И это первый отрицательный результат, который даёт проведённый анализ.
_______________________
2-й тест. Второй отрицательный результат показывает тест на палатализацию: слог -хъ относит слово «рухъ» к твёрдому типу склонения (2-е склонение на краткое *u: медъ, верхъ, духъ, рухъ, сынъ, домъ, волъ, полъ в знач. «половина», ледъ и ещё несколько других, вот и все слова этого типа), в отличие от слога -сь в слове «русь», которое относится к мягкому склонению (4-е склонение на *i: огнь, ночь, тень, печь, соль).
Начальная форма слова «рухъ» исключает возможность палатализационной передвижки заднеязычного звука [ch] вперёд в именной парадигме, так как реальные условия (падежная система) не соответствуют исторически заданным: чтобы Х [ch] превратилась в мягкое С [s’], последующий гласный звук в открытом слоге должен быть не твёрдым, а мягким. А падежные окончания склонения на краткое [u] (медъ – медове и верхъ – верхове), к которому относится слово «рухъ», присоединялись к основе через суффикс -ов-: рухъ, рухове и проч., что исключало палатализационное превращение Х [ch] в С [s’], причём не только в словообразовании от косвенных падежей, но и делало маловероятным подобное превращение вообще: жёсткая прокладка в виде суффикса -ов- разводила твёрдый Х [ch] с мягким гласным любого аффикса по разные стороны.
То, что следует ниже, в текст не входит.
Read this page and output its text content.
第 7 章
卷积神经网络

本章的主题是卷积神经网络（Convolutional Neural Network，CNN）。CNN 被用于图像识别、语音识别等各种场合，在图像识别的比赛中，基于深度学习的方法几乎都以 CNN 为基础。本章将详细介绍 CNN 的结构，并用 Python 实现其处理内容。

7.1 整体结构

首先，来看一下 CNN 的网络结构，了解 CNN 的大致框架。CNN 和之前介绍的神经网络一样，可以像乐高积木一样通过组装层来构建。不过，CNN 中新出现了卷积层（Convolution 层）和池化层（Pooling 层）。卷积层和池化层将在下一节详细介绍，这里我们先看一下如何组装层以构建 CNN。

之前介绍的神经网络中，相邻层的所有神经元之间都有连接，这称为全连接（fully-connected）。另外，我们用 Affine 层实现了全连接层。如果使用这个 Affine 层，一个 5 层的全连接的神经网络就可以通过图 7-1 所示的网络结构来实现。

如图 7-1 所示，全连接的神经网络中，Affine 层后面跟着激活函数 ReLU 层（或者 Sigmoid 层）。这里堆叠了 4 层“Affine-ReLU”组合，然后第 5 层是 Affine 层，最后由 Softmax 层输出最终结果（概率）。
Казалось бы, два вышеприведённых отрицательных анализа должны полностью исключить даже теоретическую возможность совпадения слов «рух» и «русь» в украинской падежной форме «в русi». Но совпадение налицо. И такое совпадение надо объяснить. Объяснение же весьма просто: не то время. Дело в том, что 2-е склонение имён существительных на краткое *u типа рухъ и верхъ было «непродуктивным в истории русского языка, ибо к нему относилось всего несколько слов …рано вступило во взаимодействие с твердой разновидностью склонения на ŏ [1-е склонение: родъ, волкъ, столъ. – А. М.], куда относилось подавляющее большинство слов мужского рода, имевших в имен. пад. ед. ч. окончание [ъ] после твердого согласного. Первоначально процесс сближения этих двух склонений носил характер именно взаимодействия, взаимовлияния. Это обусловило появление в памятниках форм слов бывшего склонения на ŭ с окончаниями, свойственными основам на ŏ, и наоборот – появление форм слов бывшего склонения на ŏ с окончаниями, свойственными основам на ŭ… Так, в памятниках письменности обнаруживается: …местн. пад. на [ě] у слов с основой ŭ: вьрсѣ (“наверху”, Гр. кн. Вас. Дм. 1399 г.), и на [у] у слов с основой на ŏ: на търошку (Новг. лет.), на търгоу (Рус. Пр.) и т. д.»22.
Все эти процессы взаимного проникновения двух мужских склонений на [ъ] (из индоевр. [ŏ] и из [ŭ]) были характерны для периода становления письменности на Руси, когда на Русь уже пришла церковнославянская письменность и формировалась русская литература, вбиравшая в себя множество местных народных слов. В условиях тотального проникновения народных наречий в церковнославянское письмо возникла, прежде всего, необходимость (вольно или невольно) унифицировать правописание, упростив множество типов склонений до нескольких продуктивных моделей. И вот тут-то, уже в письменный период, лет так через 200 после образования Руси, и открылась возможность для палатализационной формы от слова «рухъ» в местном (то есть современном предложном) падеже – «рухе», устар. «русѣ» или «русе», а в укр. – «русi» (из [ě], то есть буква ѣ [ие]): «в целом форма предл. пад. в современном языке имеет окончание [е], восходящее к древнерусскому [ě], которое выступает и в бывших основах на ŭ»23.
Ну а теперь пришла пора напомнить, что слово «рух» главным образом было распространено на землях тех Русь образующих народов, территория которых соседствовала с западными славянами, где палатализация приводила к преобразованию Х [ch] в Ш [š’] (чешск. mouše, словацк. muse, польск. musze), а не С’ [s’]. Кроме того, «в новгородских берестяных грамотах отражается диалект, который вообще не знал изменения заднеязычных в свистящие перед [ě] и [и]»24.
Таким образом, не только время не то, но и место не совсем как бы там.